Heavy Tool Mount

Task
Handling large, bulky tools such as gas-powered tampers on and off trucks for use in construction and street maintenance.

Problem
Tools such as pavement breakers and gas-powered tampers typically weigh 90-150 lbs. (40-68 kg) and are often located on the truck in places making them difficult to load and unload. Risk factors include high forces applied in awkward postures. There are no good hand-holds on some of these tools. This is a high-risk activity even with 3 people performing the lift/lower.

Intervention
A group of construction workers developed and fabricated an arm that extends from the front bumper of the truck. The axis of rotation is offset from the vertical - this allows the arm to descend to pavement level as it swings away from the bumper. The tool can then be "walked" off the supporting plate at the end of the arm. When the crew is finished using the tool, one person can easily slide it onto the plate and push the arm toward the front bumper.

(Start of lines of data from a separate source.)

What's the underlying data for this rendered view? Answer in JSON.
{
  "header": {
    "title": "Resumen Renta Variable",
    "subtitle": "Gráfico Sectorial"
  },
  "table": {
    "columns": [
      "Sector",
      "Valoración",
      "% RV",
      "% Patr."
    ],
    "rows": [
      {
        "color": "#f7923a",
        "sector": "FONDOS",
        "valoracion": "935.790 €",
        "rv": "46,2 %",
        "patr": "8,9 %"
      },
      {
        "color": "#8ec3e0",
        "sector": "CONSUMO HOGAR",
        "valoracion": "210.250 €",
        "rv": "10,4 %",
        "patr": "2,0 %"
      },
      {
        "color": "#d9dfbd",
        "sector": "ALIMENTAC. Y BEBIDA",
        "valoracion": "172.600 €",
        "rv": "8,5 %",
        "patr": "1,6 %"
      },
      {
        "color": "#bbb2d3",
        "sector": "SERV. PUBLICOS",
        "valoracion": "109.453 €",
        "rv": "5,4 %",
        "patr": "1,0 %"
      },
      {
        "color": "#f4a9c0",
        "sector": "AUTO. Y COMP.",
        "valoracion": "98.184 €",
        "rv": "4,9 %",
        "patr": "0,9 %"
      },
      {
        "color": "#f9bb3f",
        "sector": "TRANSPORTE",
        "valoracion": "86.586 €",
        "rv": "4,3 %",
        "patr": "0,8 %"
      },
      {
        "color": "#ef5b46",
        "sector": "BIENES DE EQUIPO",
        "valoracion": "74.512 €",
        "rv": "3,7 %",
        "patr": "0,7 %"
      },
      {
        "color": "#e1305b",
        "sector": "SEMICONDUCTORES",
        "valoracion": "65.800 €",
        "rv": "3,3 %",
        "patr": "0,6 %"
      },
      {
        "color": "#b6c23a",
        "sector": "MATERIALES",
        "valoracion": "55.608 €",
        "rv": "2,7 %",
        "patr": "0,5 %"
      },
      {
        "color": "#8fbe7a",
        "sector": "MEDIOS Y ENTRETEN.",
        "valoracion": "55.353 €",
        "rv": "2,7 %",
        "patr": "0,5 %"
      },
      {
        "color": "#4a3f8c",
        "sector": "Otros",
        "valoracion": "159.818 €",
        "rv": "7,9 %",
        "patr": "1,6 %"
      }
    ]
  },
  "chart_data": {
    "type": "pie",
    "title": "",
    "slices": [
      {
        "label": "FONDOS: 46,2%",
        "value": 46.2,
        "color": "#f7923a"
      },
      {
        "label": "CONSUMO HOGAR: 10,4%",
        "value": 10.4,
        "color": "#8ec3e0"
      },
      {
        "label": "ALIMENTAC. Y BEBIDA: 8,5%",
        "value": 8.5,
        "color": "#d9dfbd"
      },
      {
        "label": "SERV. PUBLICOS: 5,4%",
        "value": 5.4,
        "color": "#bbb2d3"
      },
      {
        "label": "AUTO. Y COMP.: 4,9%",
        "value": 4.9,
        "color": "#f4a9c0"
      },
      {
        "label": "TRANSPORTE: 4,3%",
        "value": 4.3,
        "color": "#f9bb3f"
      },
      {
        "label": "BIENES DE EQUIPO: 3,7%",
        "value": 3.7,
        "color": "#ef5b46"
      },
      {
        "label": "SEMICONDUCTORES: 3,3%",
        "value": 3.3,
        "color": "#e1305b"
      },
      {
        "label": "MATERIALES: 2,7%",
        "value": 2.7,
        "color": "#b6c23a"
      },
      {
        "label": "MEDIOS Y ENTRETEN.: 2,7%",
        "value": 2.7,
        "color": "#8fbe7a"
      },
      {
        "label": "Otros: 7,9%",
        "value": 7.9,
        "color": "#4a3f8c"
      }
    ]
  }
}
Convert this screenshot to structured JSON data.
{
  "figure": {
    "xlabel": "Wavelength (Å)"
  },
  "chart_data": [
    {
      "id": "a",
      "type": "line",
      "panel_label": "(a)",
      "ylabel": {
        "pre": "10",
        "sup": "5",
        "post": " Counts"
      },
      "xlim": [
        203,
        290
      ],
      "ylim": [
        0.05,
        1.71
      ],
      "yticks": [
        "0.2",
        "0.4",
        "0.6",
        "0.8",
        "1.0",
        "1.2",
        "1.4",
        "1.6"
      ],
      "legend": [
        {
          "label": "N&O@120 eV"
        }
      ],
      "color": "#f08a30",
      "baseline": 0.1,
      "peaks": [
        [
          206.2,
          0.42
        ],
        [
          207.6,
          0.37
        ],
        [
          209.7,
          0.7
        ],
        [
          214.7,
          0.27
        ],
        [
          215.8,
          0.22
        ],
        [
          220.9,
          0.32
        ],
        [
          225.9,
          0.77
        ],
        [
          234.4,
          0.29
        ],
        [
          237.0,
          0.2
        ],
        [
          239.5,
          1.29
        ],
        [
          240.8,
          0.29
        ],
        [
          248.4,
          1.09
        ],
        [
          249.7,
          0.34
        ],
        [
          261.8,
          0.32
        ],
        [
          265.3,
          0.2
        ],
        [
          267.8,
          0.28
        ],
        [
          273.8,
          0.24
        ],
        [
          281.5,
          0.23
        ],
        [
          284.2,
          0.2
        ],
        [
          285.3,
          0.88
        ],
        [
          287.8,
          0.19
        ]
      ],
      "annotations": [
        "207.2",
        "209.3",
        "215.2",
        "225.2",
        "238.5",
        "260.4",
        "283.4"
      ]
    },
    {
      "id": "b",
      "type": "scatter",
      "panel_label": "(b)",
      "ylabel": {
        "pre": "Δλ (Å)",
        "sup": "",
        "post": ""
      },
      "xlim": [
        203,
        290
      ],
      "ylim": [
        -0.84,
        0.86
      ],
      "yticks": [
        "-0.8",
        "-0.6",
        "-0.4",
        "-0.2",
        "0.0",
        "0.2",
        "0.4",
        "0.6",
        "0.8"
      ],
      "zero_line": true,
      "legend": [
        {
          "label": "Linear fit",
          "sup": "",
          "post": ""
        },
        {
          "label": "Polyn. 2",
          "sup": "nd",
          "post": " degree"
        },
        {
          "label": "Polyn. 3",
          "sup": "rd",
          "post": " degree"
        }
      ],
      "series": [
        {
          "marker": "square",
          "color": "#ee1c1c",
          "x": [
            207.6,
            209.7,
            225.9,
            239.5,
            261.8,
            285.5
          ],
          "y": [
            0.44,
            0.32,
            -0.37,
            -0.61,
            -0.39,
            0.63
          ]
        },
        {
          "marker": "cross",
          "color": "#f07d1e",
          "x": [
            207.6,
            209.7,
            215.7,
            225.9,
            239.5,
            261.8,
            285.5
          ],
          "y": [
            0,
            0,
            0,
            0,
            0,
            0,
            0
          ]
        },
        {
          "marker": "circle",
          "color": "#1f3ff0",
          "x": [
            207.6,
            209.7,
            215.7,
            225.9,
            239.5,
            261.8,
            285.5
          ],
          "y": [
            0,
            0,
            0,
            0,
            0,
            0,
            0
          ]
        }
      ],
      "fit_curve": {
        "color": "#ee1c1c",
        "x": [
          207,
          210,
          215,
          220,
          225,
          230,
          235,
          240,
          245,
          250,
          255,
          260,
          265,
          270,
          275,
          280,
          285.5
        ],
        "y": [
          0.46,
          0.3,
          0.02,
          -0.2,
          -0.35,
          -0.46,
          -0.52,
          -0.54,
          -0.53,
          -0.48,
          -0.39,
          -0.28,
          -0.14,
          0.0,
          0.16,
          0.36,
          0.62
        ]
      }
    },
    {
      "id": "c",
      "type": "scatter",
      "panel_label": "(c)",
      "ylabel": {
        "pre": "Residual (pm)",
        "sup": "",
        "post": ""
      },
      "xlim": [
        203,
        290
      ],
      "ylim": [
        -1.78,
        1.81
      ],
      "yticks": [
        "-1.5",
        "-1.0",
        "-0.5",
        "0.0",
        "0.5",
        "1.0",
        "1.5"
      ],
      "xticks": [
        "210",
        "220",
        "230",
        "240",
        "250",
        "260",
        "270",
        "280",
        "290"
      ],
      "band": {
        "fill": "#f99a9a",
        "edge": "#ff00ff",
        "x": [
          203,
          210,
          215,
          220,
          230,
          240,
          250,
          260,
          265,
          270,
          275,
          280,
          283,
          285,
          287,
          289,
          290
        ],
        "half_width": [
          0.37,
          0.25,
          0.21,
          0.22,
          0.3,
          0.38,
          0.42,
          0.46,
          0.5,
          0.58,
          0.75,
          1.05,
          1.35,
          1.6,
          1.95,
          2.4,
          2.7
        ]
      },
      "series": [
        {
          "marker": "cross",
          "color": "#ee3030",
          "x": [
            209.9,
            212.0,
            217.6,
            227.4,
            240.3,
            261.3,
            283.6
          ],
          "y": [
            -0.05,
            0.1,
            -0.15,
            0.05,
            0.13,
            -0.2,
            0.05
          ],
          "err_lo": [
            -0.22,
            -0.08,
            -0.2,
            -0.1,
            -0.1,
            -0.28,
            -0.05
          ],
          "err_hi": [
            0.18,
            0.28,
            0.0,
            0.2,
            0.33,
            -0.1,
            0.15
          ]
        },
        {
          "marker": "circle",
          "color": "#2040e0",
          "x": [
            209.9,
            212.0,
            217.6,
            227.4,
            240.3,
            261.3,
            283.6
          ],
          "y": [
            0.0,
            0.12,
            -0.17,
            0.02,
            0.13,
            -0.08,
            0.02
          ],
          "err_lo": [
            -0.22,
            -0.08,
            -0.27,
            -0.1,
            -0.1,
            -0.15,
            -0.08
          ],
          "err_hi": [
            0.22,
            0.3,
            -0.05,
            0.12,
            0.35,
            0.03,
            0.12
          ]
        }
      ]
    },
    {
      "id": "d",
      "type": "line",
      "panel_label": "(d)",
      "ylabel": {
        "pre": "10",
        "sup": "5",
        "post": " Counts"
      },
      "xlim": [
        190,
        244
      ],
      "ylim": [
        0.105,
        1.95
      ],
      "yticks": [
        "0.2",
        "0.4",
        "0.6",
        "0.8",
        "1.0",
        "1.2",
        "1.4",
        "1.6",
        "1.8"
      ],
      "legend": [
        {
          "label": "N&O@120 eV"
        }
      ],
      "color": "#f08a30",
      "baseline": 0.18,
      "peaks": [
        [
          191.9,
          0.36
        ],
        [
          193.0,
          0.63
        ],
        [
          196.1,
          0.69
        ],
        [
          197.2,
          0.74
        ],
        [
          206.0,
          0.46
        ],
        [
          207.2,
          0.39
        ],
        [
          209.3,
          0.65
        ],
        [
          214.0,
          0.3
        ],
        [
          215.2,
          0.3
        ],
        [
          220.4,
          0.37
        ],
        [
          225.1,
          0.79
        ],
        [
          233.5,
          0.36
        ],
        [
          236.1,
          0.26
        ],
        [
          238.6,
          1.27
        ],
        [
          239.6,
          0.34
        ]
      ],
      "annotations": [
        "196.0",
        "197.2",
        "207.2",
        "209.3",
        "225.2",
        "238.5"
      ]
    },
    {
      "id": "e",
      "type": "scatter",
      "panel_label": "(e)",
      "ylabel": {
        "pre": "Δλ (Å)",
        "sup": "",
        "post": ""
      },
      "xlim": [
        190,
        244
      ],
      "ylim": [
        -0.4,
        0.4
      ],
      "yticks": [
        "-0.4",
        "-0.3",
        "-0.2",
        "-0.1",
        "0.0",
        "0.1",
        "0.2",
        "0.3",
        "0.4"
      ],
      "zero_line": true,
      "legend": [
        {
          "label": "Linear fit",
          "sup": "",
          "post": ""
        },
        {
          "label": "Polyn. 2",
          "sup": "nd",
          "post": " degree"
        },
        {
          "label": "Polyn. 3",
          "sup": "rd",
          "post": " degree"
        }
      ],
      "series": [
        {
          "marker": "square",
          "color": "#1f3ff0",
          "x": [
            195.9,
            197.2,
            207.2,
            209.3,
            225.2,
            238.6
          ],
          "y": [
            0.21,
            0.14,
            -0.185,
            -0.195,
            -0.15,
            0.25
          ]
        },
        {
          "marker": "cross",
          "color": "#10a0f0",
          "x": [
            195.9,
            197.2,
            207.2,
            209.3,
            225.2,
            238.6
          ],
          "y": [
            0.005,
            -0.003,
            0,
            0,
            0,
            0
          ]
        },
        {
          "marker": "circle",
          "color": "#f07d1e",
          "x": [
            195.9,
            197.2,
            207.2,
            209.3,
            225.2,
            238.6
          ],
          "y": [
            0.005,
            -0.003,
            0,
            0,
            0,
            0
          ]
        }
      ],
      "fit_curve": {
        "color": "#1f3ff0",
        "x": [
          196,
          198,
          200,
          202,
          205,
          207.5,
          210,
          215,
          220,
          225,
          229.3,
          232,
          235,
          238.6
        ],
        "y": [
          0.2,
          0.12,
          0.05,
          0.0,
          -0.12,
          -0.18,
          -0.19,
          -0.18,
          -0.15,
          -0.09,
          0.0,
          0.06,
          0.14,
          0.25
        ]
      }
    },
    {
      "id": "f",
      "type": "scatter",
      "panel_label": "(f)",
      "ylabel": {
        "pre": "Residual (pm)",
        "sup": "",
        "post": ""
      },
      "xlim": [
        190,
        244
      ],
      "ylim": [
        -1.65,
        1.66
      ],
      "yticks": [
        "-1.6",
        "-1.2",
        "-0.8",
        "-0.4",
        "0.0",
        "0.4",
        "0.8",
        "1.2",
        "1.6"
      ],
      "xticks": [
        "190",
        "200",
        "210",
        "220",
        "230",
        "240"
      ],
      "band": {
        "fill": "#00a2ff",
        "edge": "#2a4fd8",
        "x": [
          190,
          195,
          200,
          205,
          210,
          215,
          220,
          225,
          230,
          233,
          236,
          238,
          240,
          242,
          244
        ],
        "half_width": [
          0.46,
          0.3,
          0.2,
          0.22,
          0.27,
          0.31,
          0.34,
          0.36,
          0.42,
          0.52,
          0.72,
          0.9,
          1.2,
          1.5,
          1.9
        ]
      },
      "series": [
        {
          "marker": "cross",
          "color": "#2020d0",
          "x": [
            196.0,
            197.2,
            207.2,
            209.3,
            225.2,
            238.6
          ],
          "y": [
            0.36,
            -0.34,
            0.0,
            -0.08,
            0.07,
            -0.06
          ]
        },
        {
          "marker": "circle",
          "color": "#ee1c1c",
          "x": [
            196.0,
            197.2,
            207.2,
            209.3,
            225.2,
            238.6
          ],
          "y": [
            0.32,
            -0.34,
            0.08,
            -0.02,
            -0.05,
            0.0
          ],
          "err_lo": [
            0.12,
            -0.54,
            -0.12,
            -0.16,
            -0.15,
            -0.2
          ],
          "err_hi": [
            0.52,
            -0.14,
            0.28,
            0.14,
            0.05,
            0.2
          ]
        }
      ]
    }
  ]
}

The tool gradually rises to bumper height, where it can be secured for transport.

Cost
Estimated US $500 in parts and labor.

Evaluation of Intervention

  • Pros
  • Eliminates reaching and bending to lift or lower tool
  • Substitutes relatively low force pushing and sliding for heavy lift.
  • Cons
  • Depending on terrain or crown of road, tool may not descend fully to surface when arm is extended.
  • Some trucks may not have enough available space on front bumper.

Semi-Quantitative Evaluation of Intervention

  • Reduction of Identified Risk Factor
  • No New Risk Factors Introduced
  • Productivity not Reduced
  • Low Cost
  • Total
  • 4/5
  • 5/5
  • 5/5
  • 4/5
  • 18/20

Other Possible Interventions

  • Hydraulic hoist on side of truck—this would be much more expensive and would take up more space.